The first lady sat in a chair in front of a towering Christmas tree adorning the hospital's atrium. Two patients, 6-year-old Riley Whitney and 8-year-old Sofia Martinez, sat with pillows on a red carpet in front to listen to Mrs. Trump read a book about holiday ornaments that come to life. In past years, Mrs. Trump read to a big crowd of patients and their families, hospital staffers and singers and dancers.
Her reading of the children’s Christmas story “Oliver the Ornament Meets Marley & Joan and Abbey” was broadcast over the hospital’s closed-circuit television system so patients could tune in from their rooms.
Todd Zimmerman, who is writing a series of children’s books featuring the Christmastime adventures of Oliver the Ornament, said the stories also serve to teach children about kindness, especially in the face of bullying. During her time as first lady, Mrs. Trump has raised awareness about the harmful effects of bullying.

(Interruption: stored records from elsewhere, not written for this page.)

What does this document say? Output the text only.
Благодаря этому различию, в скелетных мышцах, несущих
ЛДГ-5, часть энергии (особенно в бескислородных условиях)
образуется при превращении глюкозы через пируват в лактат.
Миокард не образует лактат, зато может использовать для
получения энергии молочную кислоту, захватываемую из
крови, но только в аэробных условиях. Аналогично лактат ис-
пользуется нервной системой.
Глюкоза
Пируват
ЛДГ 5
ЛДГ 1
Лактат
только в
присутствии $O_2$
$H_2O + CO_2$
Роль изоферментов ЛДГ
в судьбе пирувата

Zimmerman said he was glad Mrs. Trump's visit would help take the children's minds “off of what they're going through, if only for an hour."
When the reading ended, singer Mariah Carey’s rendition of “All I Want for Christmas is You” was played and the first lady went to call out numbers in a Bingo game. The game is played twice a week to give the children a mental break from their medical conditions.
The hospital marked 150 years of pediatric care and research this month. Volunteers opened the hospital in 1870 with 12 beds for children displaced after the Civil War.